Die Begutachtung der Stahlkonstruktion ergab im Wesentlichen, dass die Haupttragelemente des Stahlbaus zu 90 bis 100% ausgenutzt werden können, alle Stahlbauteile eine Festigkeit eines S235 aufweisen und nicht schweißbar sind. Größere Korrosionsschäden gab es lediglich an Bauteilen, welche einer periodischen Beaufschlagung mit Wasser ausgesetzt waren. 

Die Betondecken spannen als Durchlaufträger mit einer Deckenstärke von 10cm bis 13cm. Auflager bilden Stahlunterzüge mit einem Profil I 340. Im Bereich der Auflager waren die Stahlbetondecken an der Oberseite fast ausnahmslos gerissen. 

Die Begutachtung des Stahlbetons ergab, dass die Betondecken in den Ebenen +28,60m bis +41,20m ansteigende und bis +51,34m wieder abfallende, zum Teil sehr hohe Chloridwerte aufweisen. Vermutlich wurde bei der Erstellung des Schachtes II bei starker Kälte Salz in das Anmachwasser des Betons gegeben. Infolgedessen wiesen die Bewehrungsstähle in den Decken hohe Abrostungsgrade von bis zu 3mm auf. Mit diesen Randbedingungen waren die Bestandsdecken für die geplante neue Nutzung statisch nicht nachzuweisen. Ein weiterer Feuchtigkeitseintritt war in jedem Fall zu vermeiden.

Aus diesem Grund wurden alle Betondecken mit einer Folie oberseitig vor Feuchtigkeitseintritt geschützt und alle Deckenfelder der betroffenen Ebenen mittels neuer unterspannter Träger in Feldmitte unterstützt. 
Die unterspannten Träger bestehen aus zwei U 180 Profilen mit einem mittig angebrachten, über ein Gewinde in der Länge verstellbaren Pendelstab. Dadurch wurde eine einfache Vorspannmöglichkeit vorgesehen, welche einen Kontakt zur Decke herstellt.

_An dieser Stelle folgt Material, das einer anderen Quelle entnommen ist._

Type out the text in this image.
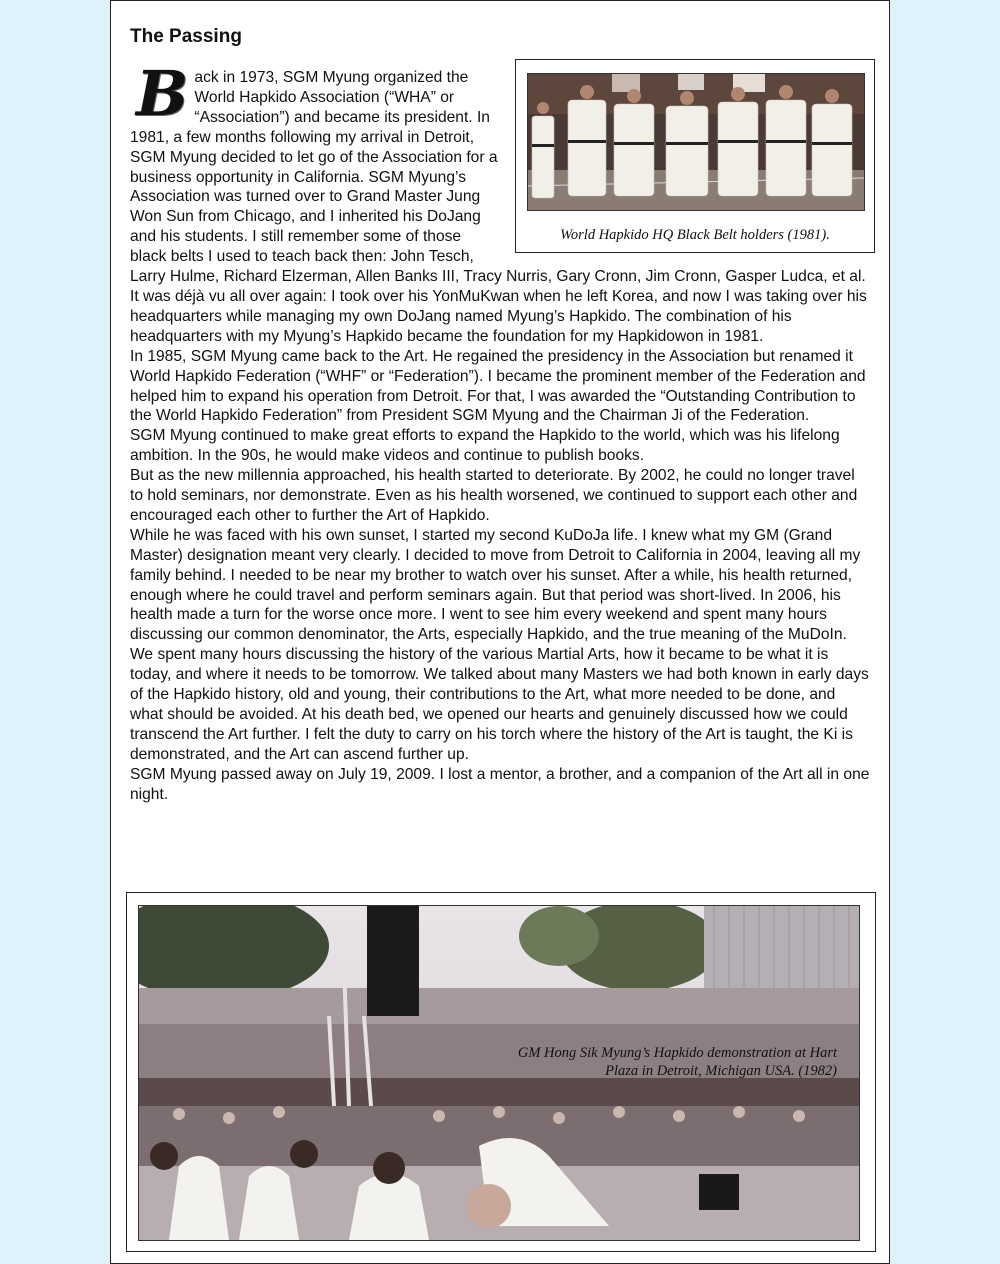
The Passing

Back in 1973, SGM Myung organized the World Hapkido Association (“WHA” or “Association”) and became its president. In 1981, a few months following my arrival in Detroit, SGM Myung decided to let go of the Association for a business opportunity in California. SGM Myung’s Association was turned over to Grand Master Jung Won Sun from Chicago, and I inherited his DoJang and his students. I still remember some of those black belts I used to teach back then: John Tesch, Larry Hulme, Richard Elzerman, Allen Banks III, Tracy Nurris, Gary Cronn, Jim Cronn, Gasper Ludca, et al.

It was déjà vu all over again: I took over his YonMuKwan when he left Korea, and now I was taking over his headquarters while managing my own DoJang named Myung’s Hapkido. The combination of his headquarters with my Myung’s Hapkido became the foundation for my Hapkidowon in 1981.

In 1985, SGM Myung came back to the Art. He regained the presidency in the Association but renamed it World Hapkido Federation (“WHF” or “Federation”). I became the prominent member of the Federation and helped him to expand his operation from Detroit. For that, I was awarded the “Outstanding Contribution to the World Hapkido Federation” from President SGM Myung and the Chairman Ji of the Federation.

SGM Myung continued to make great efforts to expand the Hapkido to the world, which was his lifelong ambition. In the 90s, he would make videos and continue to publish books.

But as the new millennia approached, his health started to deteriorate. By 2002, he could no longer travel to hold seminars, nor demonstrate. Even as his health worsened, we continued to support each other and encouraged each other to further the Art of Hapkido.

While he was faced with his own sunset, I started my second KuDoJa life. I knew what my GM (Grand Master) designation meant very clearly. I decided to move from Detroit to California in 2004, leaving all my family behind. I needed to be near my brother to watch over his sunset. After a while, his health returned, enough where he could travel and perform seminars again. But that period was short-lived. In 2006, his health made a turn for the worse once more. I went to see him every weekend and spent many hours discussing our common denominator, the Arts, especially Hapkido, and the true meaning of the MuDoIn. We spent many hours discussing the history of the various Martial Arts, how it became to be what it is today, and where it needs to be tomorrow. We talked about many Masters we had both known in early days of the Hapkido history, old and young, their contributions to the Art, what more needed to be done, and what should be avoided. At his death bed, we opened our hearts and genuinely discussed how we could transcend the Art further. I felt the duty to carry on his torch where the history of the Art is taught, the Ki is demonstrated, and the Art can ascend further up.

SGM Myung passed away on July 19, 2009. I lost a mentor, a brother, and a companion of the Art all in one night.

World Hapkido HQ Black Belt holders (1981).
GM Hong Sik Myung’s Hapkido demonstration at Hart
Plaza in Detroit, Michigan USA. (1982)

Das Unterspannseil, ein offenes Spiralseil ø 8mm, greift exzentrisch an, wodurch auch die Ränder des Trägers an die Decke gedrückt werden und sich das Seil gegen Ausweichen aus der Tragachse selbst stabilisiert. 

2. Tragwerkskonzept Neubau zur Transformation des Gebäudes
Der Kernpunkt des Tragwerkskonzeptes für das neue Gebäude war die Einhaltung der Belastungsgrenze der Eckstützen des Bestandsturmes. Die Belastung dieser vier Stahlstützen infolge vertikaler und horizontaler Beanspruchung aus der Gebäudeaufstockung durfte nicht größer sein als die ursprünglich angesetzten Bemessungslasten aus der Nutzung als Förderturm. Die ursprüngliche Bemessungslast der Stütze bzw. des Fundamentes gab die maximale Belastung der Bestandseckstützen für das neue Hochhaus vor.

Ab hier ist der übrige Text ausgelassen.